I have read everything I could find but I have not been able to get the ingest attachment plugin to work. I am using the mapping below:

{
  "settings": {
    "analysis": {
      "analyzer": {
        "lower_keyword_analyzer": {
          "type":      "custom",
          "tokenizer": "keyword",
          "char_filter": [
            "html_strip"
          ],
          "filter": [
            "lowercase"
          ]
        }
      },
      "char_filter":{
        "punc_filter":{
          "type":"mapping",
          "mappings":[
            "- => ",
            ", => ",
            "( => ",
            ") => ",
            "' => ",
            "[ => ",
            "] => ",
            "\" => ",
            "$ => ",
            "& => ",
            ": => ",
            "; => ",
            ". => ",
            "* => ",
            "= => ",
            "+ => ",
            "^ => ",
            "% => ",
            "# => ",
            "@ => ",
            "! => ",
            "~ => ",
            "? => "
            ]
        }
      },
      "normalizer":{
        "sortnormalizer":{
          "type":"custom",
          "char_filter":["punc_filter"],
          "filter": ["lowercase"]
        }
      }
    }
  },
  "mappings":{
        "my_document":{
            "_all":{"enabled":false},
            "properties": {
                "collection_identifier":
                {
                   "type":"keyword"
                },
                "document_file_name":
                {
                   "type":"text",
                   "analyzer":"lower_keyword_analyzer"
                },
                "document_type":
                {
                   "type":"keyword"
                },
                "document_title":
                {
                   "type":"text",
                   "analyzer":"lower_keyword_analyzer",
                   "fields":{
                     "sort":{
                       "type":"keyword",
                       "normalizer": "sortnormalizer"
                     },
                     "case_sensitive":{
                       "type":"keyword"
                     }
                   }
                },
                "attachment":{
                  "properties":{
                    "content": {"type":"text","store": true}
                  }
                },
                "document_categories":
                {
                   "type":"text",
                   "analyzer":"lower_keyword_analyzer"
                 },
                 "document_tags":
                 {
                    "type":"text",
                    "analyzer":"standard"
                  },
                "document_created_at":
                {
                   "type":"date",
                   "format":"epoch_millis"
                },
                "document_update_at":
                {
                   "type":"date",
                   "format":"epoch_millis"
                },
                "data":{
                  "type":"text"
                }
            }
        }
  }
}

I have configured the pipeline using:

{
              "description" : "Extract attachment information",
              "processors" : [
                {
                  "attachment" : {
                    "field" : "data",
                    "indexed_chars": -1,
                    "properties":["content"]
                  }
                }
              ]
            }

I am using the bulk api.
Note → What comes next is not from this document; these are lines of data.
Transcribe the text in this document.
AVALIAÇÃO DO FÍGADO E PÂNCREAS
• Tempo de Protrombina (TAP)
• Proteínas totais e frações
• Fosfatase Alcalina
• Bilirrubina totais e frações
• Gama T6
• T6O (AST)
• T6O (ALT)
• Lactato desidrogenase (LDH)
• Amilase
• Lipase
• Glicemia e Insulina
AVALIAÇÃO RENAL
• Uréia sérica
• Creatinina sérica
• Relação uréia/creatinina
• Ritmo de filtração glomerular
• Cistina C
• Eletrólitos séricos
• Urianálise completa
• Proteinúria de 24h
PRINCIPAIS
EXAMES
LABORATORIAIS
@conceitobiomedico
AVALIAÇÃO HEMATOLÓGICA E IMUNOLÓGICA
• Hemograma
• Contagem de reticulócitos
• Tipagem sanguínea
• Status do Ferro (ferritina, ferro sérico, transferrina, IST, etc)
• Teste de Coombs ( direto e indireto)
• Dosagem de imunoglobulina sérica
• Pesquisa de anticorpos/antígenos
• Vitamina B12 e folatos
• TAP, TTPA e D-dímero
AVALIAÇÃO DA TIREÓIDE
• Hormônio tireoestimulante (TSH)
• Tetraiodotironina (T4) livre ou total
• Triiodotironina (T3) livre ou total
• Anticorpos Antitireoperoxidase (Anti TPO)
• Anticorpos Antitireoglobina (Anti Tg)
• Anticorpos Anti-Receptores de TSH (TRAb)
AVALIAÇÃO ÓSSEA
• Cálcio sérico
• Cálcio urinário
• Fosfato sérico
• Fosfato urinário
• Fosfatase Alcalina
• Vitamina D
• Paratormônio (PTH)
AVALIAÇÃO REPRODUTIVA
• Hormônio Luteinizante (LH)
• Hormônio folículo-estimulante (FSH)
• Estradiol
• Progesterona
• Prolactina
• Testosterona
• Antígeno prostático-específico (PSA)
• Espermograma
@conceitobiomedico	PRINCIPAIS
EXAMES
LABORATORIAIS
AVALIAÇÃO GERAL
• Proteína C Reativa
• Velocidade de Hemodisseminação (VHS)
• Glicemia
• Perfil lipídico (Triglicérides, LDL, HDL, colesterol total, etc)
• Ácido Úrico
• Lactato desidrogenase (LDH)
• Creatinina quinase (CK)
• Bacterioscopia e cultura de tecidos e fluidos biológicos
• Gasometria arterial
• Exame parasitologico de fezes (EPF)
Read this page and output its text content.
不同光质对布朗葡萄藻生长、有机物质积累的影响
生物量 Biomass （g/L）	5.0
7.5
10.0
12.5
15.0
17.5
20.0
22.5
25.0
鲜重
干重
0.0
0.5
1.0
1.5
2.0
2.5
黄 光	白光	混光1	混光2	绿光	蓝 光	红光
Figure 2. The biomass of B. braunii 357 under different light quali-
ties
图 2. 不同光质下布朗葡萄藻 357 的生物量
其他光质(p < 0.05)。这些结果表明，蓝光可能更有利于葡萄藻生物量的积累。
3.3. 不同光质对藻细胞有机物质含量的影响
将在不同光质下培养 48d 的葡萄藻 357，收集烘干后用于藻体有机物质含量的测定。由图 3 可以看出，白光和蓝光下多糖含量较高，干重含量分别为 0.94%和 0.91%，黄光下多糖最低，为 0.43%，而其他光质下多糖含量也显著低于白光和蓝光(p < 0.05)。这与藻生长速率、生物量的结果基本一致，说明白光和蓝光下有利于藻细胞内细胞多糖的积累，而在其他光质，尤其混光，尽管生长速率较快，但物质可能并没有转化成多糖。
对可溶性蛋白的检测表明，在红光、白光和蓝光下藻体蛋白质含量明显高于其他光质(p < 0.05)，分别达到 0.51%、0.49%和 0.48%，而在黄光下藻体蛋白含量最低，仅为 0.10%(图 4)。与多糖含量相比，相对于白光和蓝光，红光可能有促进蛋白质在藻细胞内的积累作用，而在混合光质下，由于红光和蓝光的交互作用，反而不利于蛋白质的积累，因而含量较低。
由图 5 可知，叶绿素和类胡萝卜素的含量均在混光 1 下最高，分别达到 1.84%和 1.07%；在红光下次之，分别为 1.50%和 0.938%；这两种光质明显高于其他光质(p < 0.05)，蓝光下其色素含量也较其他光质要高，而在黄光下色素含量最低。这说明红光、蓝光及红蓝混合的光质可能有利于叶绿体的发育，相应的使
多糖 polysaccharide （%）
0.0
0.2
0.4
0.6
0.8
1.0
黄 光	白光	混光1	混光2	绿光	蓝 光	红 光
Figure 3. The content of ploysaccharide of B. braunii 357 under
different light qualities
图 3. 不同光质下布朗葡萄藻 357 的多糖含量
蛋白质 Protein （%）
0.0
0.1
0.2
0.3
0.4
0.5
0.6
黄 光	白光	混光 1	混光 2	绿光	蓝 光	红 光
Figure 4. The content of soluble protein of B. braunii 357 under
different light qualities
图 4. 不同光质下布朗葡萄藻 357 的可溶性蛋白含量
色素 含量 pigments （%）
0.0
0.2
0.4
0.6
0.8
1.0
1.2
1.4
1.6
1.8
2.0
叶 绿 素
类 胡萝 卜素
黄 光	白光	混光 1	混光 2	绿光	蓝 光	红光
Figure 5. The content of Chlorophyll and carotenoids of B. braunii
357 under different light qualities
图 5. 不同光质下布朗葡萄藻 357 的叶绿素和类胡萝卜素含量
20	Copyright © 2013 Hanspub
I am using NodeJS. After indexing (no errors returned) and I do a search (GET - /_search), the results include the base64 encoded data but there is no attachment field in the results. I must be missing something because no one else seems to be having this issue. Any ideas?


(David Pilato) #2

Could you share a typical document you are sending?


(Shawn Mullen-2) #3
{"document_identifiers":["1582-09-8"],"collection_identifier":"1","document_file_name":"actadmission.pdf","document_type":"pdf","document_title":"TRIFLURALIN","document_categories":["Hazard Assessment/Summary Document(s)"],"document_tags":["1582-09-8"],"document_created_at":1223683200000,"document_updated_at":1467465970727,"data":"[BASE64 ENCODED PDF DATA]"}

(Shawn Mullen-2) #4

ok, well, i feel a bit stupid but i figured out the issue. Like I said I am using the bulk api. However, I was submitting the documents as "update" instead instead of "index".


(system) #5

This topic was automatically closed 28 days after the last reply. New replies are no longer allowed.